Member states of the EU - history

European Union, further expansion.

1951
Six countries sign the Coal and Steel Treaty to run their heavy industries – coal and steel – under a common management. In this way, none can on its own make the weapons of war to turn against the other, as in the past. The six are Germany, France, Italy, the Netherlands, Belgium and Luxembourg.

Building on the success of the Coal and Steel Treaty, the six countries expand cooperation to other economic sectors. They sign the Treaty of Rome (1957), creating the European Economic Community (EEC), or ‘ common market ’. The idea is for people, goods and services to move freely across borders.

Member States: Germany, France, Italy, the Netherlands, Belgium and Luxembourg.




1973

The six become nine when Denmark, Ireland and the United Kingdom formally enter the EU.

Member States: Germany, France, Italy, the Netherlands, Belgium and Luxembourg.

New Member States: Denmark, Ireland and the United Kingdom.




1981

Membership of the EU reaches double figures when Greece joins. 

Member States: Germany, France, Italy, the Netherlands, Belgium, Luxembourg, Denmark, Ireland and the United Kingdom.

New Member State: Greece.





1986

Spain and Portugal enter the EU, bringing membership to 12.

Member States: Germany, France, Italy, the Netherlands, Belgium, Luxembourg, Denmark, Ireland, United Kingdom and Greece. 

New Member States: Spain and Portugal.





1995

Austria, Finland and Sweden join the EU. The 15 members now cover almost the whole of western Europe.
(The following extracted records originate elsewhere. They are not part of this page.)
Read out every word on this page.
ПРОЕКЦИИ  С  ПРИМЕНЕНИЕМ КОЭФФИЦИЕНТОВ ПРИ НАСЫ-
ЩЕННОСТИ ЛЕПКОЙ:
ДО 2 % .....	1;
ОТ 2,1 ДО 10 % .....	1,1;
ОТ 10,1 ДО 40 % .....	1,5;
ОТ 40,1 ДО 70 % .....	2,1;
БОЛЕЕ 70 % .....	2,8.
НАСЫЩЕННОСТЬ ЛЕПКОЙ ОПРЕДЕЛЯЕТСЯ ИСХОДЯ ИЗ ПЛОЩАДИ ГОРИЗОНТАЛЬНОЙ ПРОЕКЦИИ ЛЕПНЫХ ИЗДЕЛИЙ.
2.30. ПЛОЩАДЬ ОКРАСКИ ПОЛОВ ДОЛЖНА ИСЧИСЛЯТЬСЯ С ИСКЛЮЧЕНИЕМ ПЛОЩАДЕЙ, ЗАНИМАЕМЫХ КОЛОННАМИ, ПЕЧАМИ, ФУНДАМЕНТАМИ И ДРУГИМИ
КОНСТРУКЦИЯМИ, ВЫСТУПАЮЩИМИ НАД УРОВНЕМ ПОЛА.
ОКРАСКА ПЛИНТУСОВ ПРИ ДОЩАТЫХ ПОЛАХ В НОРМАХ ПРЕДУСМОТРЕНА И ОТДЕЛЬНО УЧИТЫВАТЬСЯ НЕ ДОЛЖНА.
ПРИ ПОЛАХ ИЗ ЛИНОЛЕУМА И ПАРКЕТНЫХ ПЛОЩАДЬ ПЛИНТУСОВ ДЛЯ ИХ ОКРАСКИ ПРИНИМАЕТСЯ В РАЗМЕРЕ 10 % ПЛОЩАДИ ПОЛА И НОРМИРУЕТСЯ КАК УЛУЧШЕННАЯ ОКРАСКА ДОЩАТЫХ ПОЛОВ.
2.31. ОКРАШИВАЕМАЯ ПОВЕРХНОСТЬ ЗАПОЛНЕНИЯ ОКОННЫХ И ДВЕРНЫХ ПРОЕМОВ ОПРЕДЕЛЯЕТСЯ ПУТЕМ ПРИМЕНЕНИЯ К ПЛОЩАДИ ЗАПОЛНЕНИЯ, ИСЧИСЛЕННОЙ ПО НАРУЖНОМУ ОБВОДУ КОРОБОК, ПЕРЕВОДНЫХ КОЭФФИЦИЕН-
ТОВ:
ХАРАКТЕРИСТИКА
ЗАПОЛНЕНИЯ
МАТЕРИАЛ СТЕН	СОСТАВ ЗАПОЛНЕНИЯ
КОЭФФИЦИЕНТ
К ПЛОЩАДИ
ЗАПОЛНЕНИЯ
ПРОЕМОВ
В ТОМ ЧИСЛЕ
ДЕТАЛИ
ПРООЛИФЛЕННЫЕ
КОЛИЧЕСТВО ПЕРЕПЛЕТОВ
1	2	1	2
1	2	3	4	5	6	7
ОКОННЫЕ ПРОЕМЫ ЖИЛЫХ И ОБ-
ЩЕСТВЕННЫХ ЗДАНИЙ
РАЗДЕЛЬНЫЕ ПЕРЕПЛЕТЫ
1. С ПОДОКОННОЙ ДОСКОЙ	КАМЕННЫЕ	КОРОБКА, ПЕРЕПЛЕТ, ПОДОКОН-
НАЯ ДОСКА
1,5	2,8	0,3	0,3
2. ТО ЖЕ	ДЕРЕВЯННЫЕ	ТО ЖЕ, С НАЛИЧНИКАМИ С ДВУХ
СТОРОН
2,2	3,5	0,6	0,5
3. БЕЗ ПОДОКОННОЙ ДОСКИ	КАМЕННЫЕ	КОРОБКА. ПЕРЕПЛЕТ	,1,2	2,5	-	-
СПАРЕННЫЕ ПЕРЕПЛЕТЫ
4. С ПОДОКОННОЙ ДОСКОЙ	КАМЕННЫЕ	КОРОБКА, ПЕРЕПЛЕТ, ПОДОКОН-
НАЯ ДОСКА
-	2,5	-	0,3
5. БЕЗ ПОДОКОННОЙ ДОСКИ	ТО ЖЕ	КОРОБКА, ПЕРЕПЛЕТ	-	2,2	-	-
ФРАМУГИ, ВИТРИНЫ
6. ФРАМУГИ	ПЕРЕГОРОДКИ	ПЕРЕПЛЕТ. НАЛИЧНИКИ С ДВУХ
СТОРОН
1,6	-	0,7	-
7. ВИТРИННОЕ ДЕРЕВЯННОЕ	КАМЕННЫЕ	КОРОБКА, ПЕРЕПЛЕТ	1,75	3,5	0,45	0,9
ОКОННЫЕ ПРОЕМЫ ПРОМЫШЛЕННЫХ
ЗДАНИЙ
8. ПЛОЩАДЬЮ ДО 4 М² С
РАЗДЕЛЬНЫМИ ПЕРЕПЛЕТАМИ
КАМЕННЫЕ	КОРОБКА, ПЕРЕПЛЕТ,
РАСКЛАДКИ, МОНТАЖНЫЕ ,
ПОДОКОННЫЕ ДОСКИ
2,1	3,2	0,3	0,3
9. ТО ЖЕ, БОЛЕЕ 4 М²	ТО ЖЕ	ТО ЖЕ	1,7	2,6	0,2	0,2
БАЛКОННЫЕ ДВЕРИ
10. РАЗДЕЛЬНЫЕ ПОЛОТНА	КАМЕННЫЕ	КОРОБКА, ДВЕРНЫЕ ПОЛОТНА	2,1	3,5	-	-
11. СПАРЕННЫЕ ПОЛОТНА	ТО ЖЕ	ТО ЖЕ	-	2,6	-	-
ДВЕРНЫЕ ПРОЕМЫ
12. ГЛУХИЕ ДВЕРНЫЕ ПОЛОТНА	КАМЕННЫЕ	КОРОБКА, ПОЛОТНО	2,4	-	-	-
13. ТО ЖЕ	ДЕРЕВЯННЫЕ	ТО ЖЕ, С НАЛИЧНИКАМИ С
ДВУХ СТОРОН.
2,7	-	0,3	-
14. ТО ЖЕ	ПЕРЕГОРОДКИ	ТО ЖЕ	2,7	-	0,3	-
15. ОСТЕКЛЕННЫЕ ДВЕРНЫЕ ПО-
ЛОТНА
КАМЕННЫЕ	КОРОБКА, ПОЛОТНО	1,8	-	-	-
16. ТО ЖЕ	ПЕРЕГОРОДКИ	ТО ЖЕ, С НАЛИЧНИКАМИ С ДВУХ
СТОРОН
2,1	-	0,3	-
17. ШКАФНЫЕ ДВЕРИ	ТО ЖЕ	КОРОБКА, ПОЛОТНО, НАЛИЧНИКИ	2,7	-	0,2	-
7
In October 1990, Germany was unified and therefore former East Germany became part of the EU.

Member States: Germany, France, Italy, the Netherlands, Belgium, Luxembourg, Denmark, Ireland, United Kingdom, Greece, Spain and Portugal.

New Member States: Austria, Finland and Sweden.





2004


Eight countries of central and eastern Europe — the Czech Republic, Estonia, Latvia, Lithuania, Hungary, Poland, Slovenia and Slovakia — join the EU, finally ending the division of Europe decided by the Great Powers 60 years earlier at Yalta. Cyprus and Malta also become members.

Member States: Germany, France, Italy, the Netherlands, Belgium, Luxembourg, Denmark, Ireland, United Kingdom, Greece, Spain, Portugal, Austria, Finland and Sweden.

New Member States: Czech Republic, Cyprus, Estonia, Latvia, Lithuania, Hungary, Malta, Poland, Slovenia and Slovakia.

Candidate Countries: Bulgaria, Romania and Turkey.






2007


Two more countries from eastern Europe, Bulgaria and Romania, now join the EU, brining the number of member states to 27 countries.

Member States: Germany, France, Italy, the Netherlands, Belgium, Luxembourg, Denmark, Ireland, United Kingdom, Greece, Spain, Portugal, Austria, Finland, Sweden, Czech Republic, Cyprus, Estonia, Latvia, Lithuania, Hungary, Malta, Poland, Slovenia and Slovakia.

New Member States: Bulgaria and Romania.

Candidate Countries: Croatia, the Former Yugoslav Republic of Macedonia and Turkey.